The use of plasma-enhanced ALD (PE-ALD) is known to enhance nucleation due to the surface-activating effect of plasma and can be expected to significantly reduce subsurface diffusion, enabling the surface-limited deposition of thin conformal coatings. However, plasma can also have detrimental effects on polymeric substrates, such as polymer degradation or etching.
Our work contributes to a deeper understanding of how oxygen plasma applied during PE-ALD affects film formation and initial growth of ZnO on polymer substrates. In-situ spectroscopic ellipsometry was used as the main technique to monitor the PE-ALD growth of ZnO on selected polymer thin films. To better understand how the chemical structure of the polymer influences plasma-substrate interactions and the ZnO thin film formation, both crosslinked and linear polymers exhibiting varying degrees of reactivity with the ALD precursor were studied.
Our results show that while the plasma efficiently activates the polymer surface to enable rapid ZnO nucleation, it also causes significant substrate etching with etching rates of up to 8 nm/10 s plasma pulse at 100 W plasma power. As a consequence, ZnO film formation on the polymers is a superposition of two competing processes: plasma etching of the polymer substrate and ALD growth of ZnO. During the initial stage of deposition, polymer etching dominates until, at a certain point, ZnO growth takes over and the regime of normal ALD growth behavior is entered. The strength of etching was found to be proportional to the applied plasma power and strongly depends on the type of polymer.

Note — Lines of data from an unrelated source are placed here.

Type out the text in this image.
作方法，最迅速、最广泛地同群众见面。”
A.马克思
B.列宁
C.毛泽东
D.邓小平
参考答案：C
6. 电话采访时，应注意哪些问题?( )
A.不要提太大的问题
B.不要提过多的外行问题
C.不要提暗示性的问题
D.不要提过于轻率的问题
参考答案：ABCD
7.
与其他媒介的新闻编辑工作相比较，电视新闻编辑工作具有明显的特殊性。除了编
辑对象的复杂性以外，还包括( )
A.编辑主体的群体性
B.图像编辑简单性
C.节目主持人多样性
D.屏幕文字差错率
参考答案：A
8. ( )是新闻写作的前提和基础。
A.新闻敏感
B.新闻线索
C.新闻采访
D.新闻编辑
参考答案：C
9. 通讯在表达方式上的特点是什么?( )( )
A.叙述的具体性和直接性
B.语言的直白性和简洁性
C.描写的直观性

Despite the initial etching, the resulting thin films (20-50 nm thick) exhibit sharp interfaces and a quality, in terms of surface roughness, crystallinity and ZnO density, comparable to those of ZnO deposited on silicon.
A closer examination of the first 25 PE-ALD cycles showed that, on the nanometer scale, the simultaneous etching of the polymer and ZnO nucleation leads to a certain degree of intermixing at the interfaces, the extent of which depends on the type of polymer. It was also revealed that, during the first few cycles, no stochiometric ZnO is yet formed but instead Zinc is found to be bonded to hydroxyl groups and presumably oxygen-carbon species from the polymer, forming hybrid bonds. This points to a strong interaction between the polymer substrate and the forming ZnO, which can be expected to result in good film adhesion, a property that is critical in all applications involving mechanical stress and strain.